IHC Matters: Incorporating IHC analysis to H&E Whole Slide Image Analysis for Improved Cancer Grading via Two-stage Multimodal Bilinear Pooling Fusion
Jun Wang, Yu Mao, Yufei Cui, Nan Guan, Chun Jason Xue
TL;DR
This work tackles improving cancer grading by leveraging immunohistochemistry (IHC) alongside hematoxylin and eosin (H&E) whole-slide images (WSIs). It introduces a two-stage multimodal bilinear pooling framework with an attention-based MIL pipeline and a fusion module that uses Bilinear Average Pooling and the Kronecker product to fuse H&E and IHC features, producing robust joint representations. On public breast cancer datasets, the approach achieves state-of-the-art performance (e.g., AUC ≈ 0.996 and ACC ≈ 0.953 on BCI), and demonstrates superior accuracy over single-modality baselines on IHC4BC as well, while showing that pixel-level alignment between H&E and IHC is not necessary. These results underscore the practical potential of multimodal histopathology for accurate cancer grading and suggest broad applicability to other histology tasks.
Abstract
Immunohistochemistry (IHC) plays a crucial role in pathology as it detects the over-expression of protein in tissue samples. However, there are still fewer machine learning model studies on IHC's impact on accurate cancer grading. We discovered that IHC and H\&E possess distinct advantages and disadvantages while possessing certain complementary qualities.
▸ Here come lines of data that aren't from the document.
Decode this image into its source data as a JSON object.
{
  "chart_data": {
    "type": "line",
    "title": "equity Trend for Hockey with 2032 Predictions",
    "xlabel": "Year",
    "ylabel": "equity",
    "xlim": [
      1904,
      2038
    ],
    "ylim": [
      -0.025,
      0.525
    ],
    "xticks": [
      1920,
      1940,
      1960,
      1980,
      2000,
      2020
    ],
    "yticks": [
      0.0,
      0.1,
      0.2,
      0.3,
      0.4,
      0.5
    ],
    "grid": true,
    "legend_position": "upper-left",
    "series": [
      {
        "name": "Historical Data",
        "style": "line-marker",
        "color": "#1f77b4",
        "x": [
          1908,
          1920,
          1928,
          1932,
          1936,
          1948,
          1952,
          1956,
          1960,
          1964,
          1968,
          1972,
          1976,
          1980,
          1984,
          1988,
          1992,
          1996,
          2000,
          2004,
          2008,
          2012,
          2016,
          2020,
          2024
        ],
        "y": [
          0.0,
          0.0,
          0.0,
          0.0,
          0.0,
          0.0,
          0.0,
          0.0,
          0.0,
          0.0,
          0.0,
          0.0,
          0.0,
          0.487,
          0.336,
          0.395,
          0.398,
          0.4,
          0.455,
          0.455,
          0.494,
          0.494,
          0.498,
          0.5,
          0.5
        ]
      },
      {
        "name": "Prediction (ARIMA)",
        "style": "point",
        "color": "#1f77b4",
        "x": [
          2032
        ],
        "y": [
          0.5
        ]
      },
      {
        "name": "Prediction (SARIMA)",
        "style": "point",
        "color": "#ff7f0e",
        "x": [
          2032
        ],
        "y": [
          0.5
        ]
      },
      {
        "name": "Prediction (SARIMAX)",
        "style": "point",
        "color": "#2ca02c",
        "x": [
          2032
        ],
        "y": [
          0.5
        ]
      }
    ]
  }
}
Building on this observation, we developed a two-stage multi-modal bilinear model with a feature pooling module. This model aims to maximize the potential of both IHC and HE's feature representation, resulting in improved performance compared to their individual use. Our experiments demonstrate that incorporating IHC data into machine learning models, alongside H\&E stained images, leads to superior predictive results for cancer grading. The proposed framework achieves an impressive ACC higher of 0.953 on the public dataset BCI.